Mighty Metaphors

10 teachers like this lesson
Print Lesson

Objective

SWBAT write and identify metaphors in text and in poetry.

Big Idea

With a grasp on similes it is now time to understand metaphors. Sometimes students get the two confused and this lesson helps them practice the differences.

Defining Metaphor

5 minutes

Similes and metaphors are very similar and often students get the two confused. I want to start the lesson with a clear definition that shows how it is different than a simile. With my definition I want to include good examples that will help them to understand a metaphor better.

I begin by writing "metaphor" on the white board. I then explain that whenever I see this word it makes me think of a special kind of Pokemon (the little animal cards/ cartoon kids are into). With a statement like this I catch their attention and we talk about what a cool word it is. I then ask if anyone knows what the word actually means.

One student explains that they know it relates to poems a lot and that it also is used with the word simile. I go off what this student says and review a smilie with the class. I read and write a metaphor on the board, "The boy's stomach is a bottomless pit." I turn this metaphor into a simile and write in underneath the metaphor, "The boy's stomach is like a bottomless pit." We then discuss how they are different. 

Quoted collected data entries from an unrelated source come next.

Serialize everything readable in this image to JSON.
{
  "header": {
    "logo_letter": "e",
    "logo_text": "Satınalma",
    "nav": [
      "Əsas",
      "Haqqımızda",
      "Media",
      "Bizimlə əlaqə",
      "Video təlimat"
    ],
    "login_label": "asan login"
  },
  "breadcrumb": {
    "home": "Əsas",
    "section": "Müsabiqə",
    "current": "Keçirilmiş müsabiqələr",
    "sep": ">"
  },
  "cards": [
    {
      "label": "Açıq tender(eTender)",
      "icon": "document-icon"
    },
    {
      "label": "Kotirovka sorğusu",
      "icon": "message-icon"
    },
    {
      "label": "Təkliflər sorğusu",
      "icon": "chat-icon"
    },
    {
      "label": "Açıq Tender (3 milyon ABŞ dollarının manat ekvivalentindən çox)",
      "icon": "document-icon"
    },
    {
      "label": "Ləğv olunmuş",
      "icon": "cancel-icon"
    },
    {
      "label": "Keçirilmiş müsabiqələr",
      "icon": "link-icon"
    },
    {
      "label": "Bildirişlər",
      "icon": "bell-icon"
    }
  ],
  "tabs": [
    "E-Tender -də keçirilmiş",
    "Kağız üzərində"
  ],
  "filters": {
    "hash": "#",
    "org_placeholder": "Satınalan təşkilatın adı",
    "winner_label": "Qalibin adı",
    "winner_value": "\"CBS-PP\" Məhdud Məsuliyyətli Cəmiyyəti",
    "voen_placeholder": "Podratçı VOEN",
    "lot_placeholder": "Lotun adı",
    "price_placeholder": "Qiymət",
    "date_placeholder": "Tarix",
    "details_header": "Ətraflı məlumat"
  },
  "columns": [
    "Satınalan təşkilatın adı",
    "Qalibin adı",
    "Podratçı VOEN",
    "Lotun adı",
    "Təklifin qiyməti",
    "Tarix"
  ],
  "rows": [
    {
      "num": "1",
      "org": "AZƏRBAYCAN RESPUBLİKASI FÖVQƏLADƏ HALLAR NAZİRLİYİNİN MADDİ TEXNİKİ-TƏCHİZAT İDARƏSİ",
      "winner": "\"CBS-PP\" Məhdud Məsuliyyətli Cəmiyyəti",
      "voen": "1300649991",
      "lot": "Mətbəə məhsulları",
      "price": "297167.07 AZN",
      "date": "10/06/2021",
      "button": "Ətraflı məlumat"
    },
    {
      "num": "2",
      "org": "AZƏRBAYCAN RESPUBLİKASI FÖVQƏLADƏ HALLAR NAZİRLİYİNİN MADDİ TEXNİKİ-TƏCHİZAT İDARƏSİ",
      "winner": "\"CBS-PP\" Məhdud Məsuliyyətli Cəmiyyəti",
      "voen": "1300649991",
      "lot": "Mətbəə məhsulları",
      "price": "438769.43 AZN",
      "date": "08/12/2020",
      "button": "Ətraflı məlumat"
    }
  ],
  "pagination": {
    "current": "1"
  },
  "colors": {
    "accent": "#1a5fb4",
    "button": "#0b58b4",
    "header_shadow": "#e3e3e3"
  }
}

As we discuss this I reinforce that we are still comparing two things. I also help prompt the class to realizing that a simile uses the word is or like. We then create a working definition centered on it being a comparison of two things that are not normally used together and does not compare with like or as. 

Metaphor Meanings and Examples

10 minutes

To practice reading and interpreting metaphors we are going to use our white boards. We will start with guided practice on our white boards. I start by reading, "Mr. Garcia is the glue that holds our school together." I have students write on their board what two things are being compared. I walk around and look at each board and take note of what is being compared. 

I ask the class to show me their boards, and check those I might not have gotten to. I then read another metaphor, "the lava was a blanket of fire." I then have them write what is being compared and have them show me again. 

After these two the majority of the class has the concept and I have made note of who I might need to help further. If students need some more independent practice, I found this worksheet, on finding metaphors, that I will use if needed for reteaching purposes.